There were certain things that they’re just very used to and certain really important moments like that were largely figured out before they came to us to a certain degree. We were always adding and plus’ing things where there was room for it. But I would give that credit to the story artists, there was a lot of thought that went into those kinds of moments. There’s lots of places where animators brought their own special version of an acting choice or things like that, which Mike was extremely open to.
b&a: I asked Mike Lasker about Furbies and I felt like I should ask you as well, Alan. What particular challenges in animation did the Furbies bring?
Alan Hawkins: It was important to capture the way their little motorized bodies would work, especially when we’re doing the very Furby-esque motion when they open their eyes for the first time when they were introduced and the weird little talking patterns. They’re not very elegant, they’re kind of jerky and layered. That just came from observation. We would look at them and see what they would do and then recreate it because it’s only the iconic thing that it is when you make it work exactly the way it did. It’s a very recognizable pattern of motion.
Now, the giant one is obviously different. It doesn’t have that degree of matching the observational stuff, because it’s much bigger and faster. But it’s just having fun and working with the limitations of what that thing is. They don’t have individual legs, they just kind of sit on a disc and there’s one little motor that moves it forward. So we had to invent the idea that it could kind of lumber from side to side, but that’s the kind of thing that you want to see, something that size do as it moves. That’s what you expect it to be. Then from there is just embracing the absurd shape of the thing and letting the limitation almost be the inspiration or working within that.
b&a: Did you also have to deal with any limitations for the Pal robots, the white robots, because they’re joint based?
Alan Hawkins: It’s always nice to have a character like that. It’s a very lightweight rig, obviously they’re rigid and don’t have a whole lot of extras to them.
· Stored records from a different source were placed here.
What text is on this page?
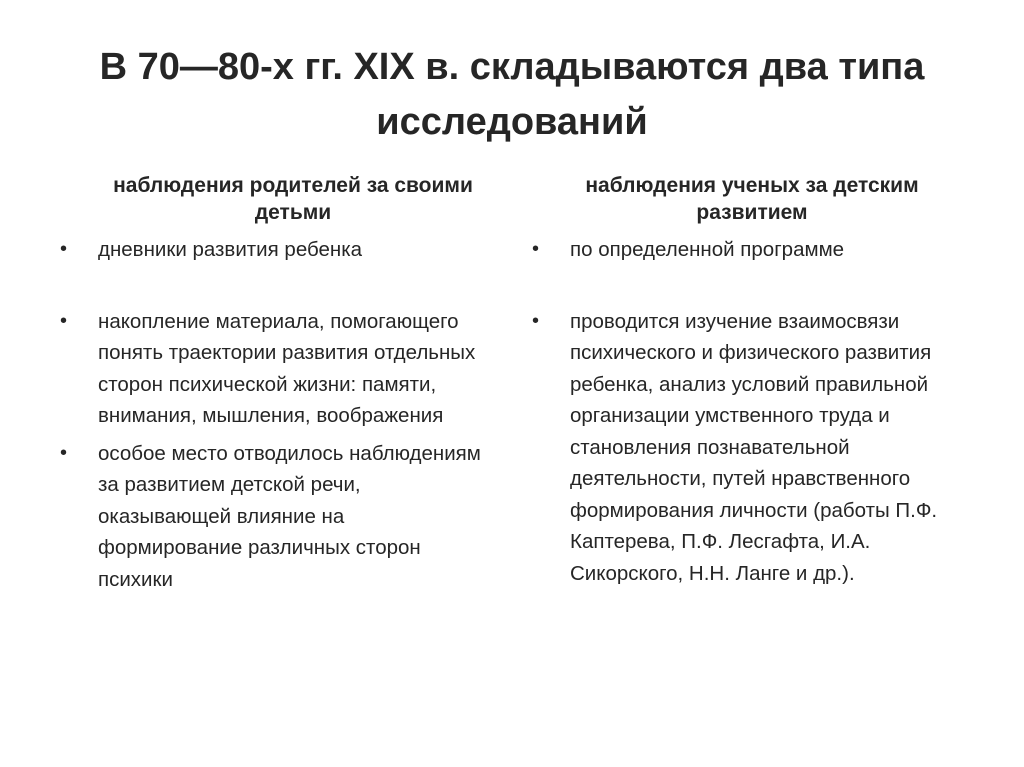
В 70—80-х гг. XIX в. складываются два типа исследований
наблюдения родителей за своими детьми
• дневники развития ребенка
• накопление материала, помогающего понять траектории развития отдельных сторон психической жизни: памяти, внимания, мышления, воображения
• особое место отводилось наблюдениям за развитием детской речи, оказывающей влияние на формирование различных сторон психики
наблюдения ученых за детским развитием
• по определенной программе
• проводится изучение взаимосвязи психического и физического развития ребенка, анализ условий правильной организации умственного труда и становления познавательной деятельности, путей нравственного формирования личности (работы П.Ф. Каптерева, П.Ф. Лесгафта, И.А. Сикорского, Н.Н. Ланге и др.).
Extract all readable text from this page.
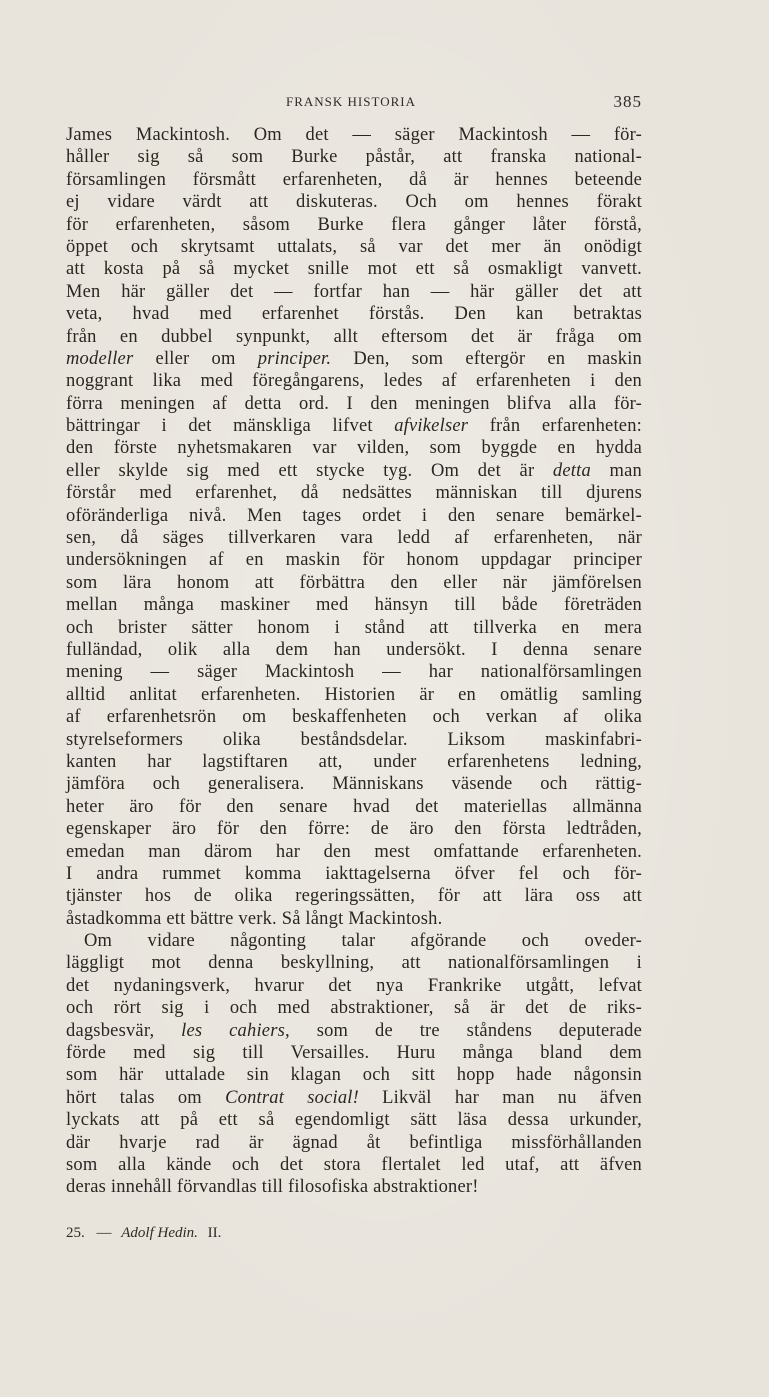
FRANSK HISTORIA	385
James Mackintosh. Om det — säger Mackintosh — för-
håller sig så som Burke påstår, att franska national-
församlingen försmått erfarenheten, då är hennes beteende
ej vidare värdt att diskuteras. Och om hennes förakt
för erfarenheten, såsom Burke flera gånger låter förstå,
öppet och skrytsamt uttalats, så var det mer än onödigt
att kosta på så mycket snille mot ett så osmakligt vanvett.
Men här gäller det — fortfar han — här gäller det att
veta, hvad med erfarenhet förstås. Den kan betraktas
från en dubbel synpunkt, allt eftersom det är fråga om
modeller eller om principer. Den, som eftergör en maskin
noggrant lika med föregångarens, ledes af erfarenheten i den
förra meningen af detta ord. I den meningen blifva alla för-
bättringar i det mänskliga lifvet afvikelser från erfarenheten:
den förste nyhetsmakaren var vilden, som byggde en hydda
eller skylde sig med ett stycke tyg. Om det är detta man
förstår med erfarenhet, då nedsättes människan till djurens
oföränderliga nivå. Men tages ordet i den senare bemärkel-
sen, då säges tillverkaren vara ledd af erfarenheten, när
undersökningen af en maskin för honom uppdagar principer
som lära honom att förbättra den eller när jämförelsen
mellan många maskiner med hänsyn till både företräden
och brister sätter honom i stånd att tillverka en mera
fulländad, olik alla dem han undersökt. I denna senare
mening — säger Mackintosh — har nationalförsamlingen
alltid anlitat erfarenheten. Historien är en omätlig samling
af erfarenhetsrön om beskaffenheten och verkan af olika
styrelseformers olika beståndsdelar. Liksom maskinfabri-
kanten har lagstiftaren att, under erfarenhetens ledning,
jämföra och generalisera. Människans väsende och rättig-
heter äro för den senare hvad det materiellas allmänna
egenskaper äro för den förre: de äro den första ledtråden,
emedan man därom har den mest omfattande erfarenheten.
I andra rummet komma iakttagelserna öfver fel och för-
tjänster hos de olika regeringssätten, för att lära oss att
åstadkomma ett bättre verk. Så långt Mackintosh.
Om vidare någonting talar afgörande och oveder-
läggligt mot denna beskyllning, att nationalförsamlingen i
det nydaningsverk, hvarur det nya Frankrike utgått, lefvat
och rört sig i och med abstraktioner, så är det de riks-
dagsbesvär, les cahiers, som de tre ståndens deputerade
förde med sig till Versailles. Huru många bland dem
som här uttalade sin klagan och sitt hopp hade någonsin
hört talas om Contrat social! Likväl har man nu äfven
lyckats att på ett så egendomligt sätt läsa dessa urkunder,
där hvarje rad är ägnad åt befintliga missförhållanden
som alla kände och det stora flertalet led utaf, att äfven
deras innehåll förvandlas till filosofiska abstraktioner!
25. — Adolf Hedin. II.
So working with those characters is a nice balance between the very complex things and the very simple things, which is what they were. Doing scenes with them was always nice because they were very fast. We played with the fact that they’re rigid and you could spin things indefinitely and play around with that kind of glitching and stuff, which we did. We did a lot of explorations about how they move from the very beginning, like having one turnaround without actually turning around like individual parts spinning to kind of reverse and face the other direction and stuff like that. Which I think a couple things like that made it into the movie.
Then for the glitching ones, for Eric and Deborahbot, that was almost like another layer upon layer upon layer thing, because they’re robots, they’re glitching out. They also have a personality. There’s also jokes. There’s all kinds of stuff at play in there that had to be just right. So it was finding this weird balance, and it’s almost always, the challenge is always comedy. The jokes are the hardest stuff, mechanics doing a cool landing or a roll, that’s not as hard, but getting a joke to really move that’s where it gets really hard. That’s for every character almost all the time.
Comedy is sometimes a lot harder than action, but it was always really fun to play with them because it’s all pantomime, there is no expressions, so whatever our hand gesture or body pose or whatever it is, has to tell that story. So just a whole other flavour to deal with.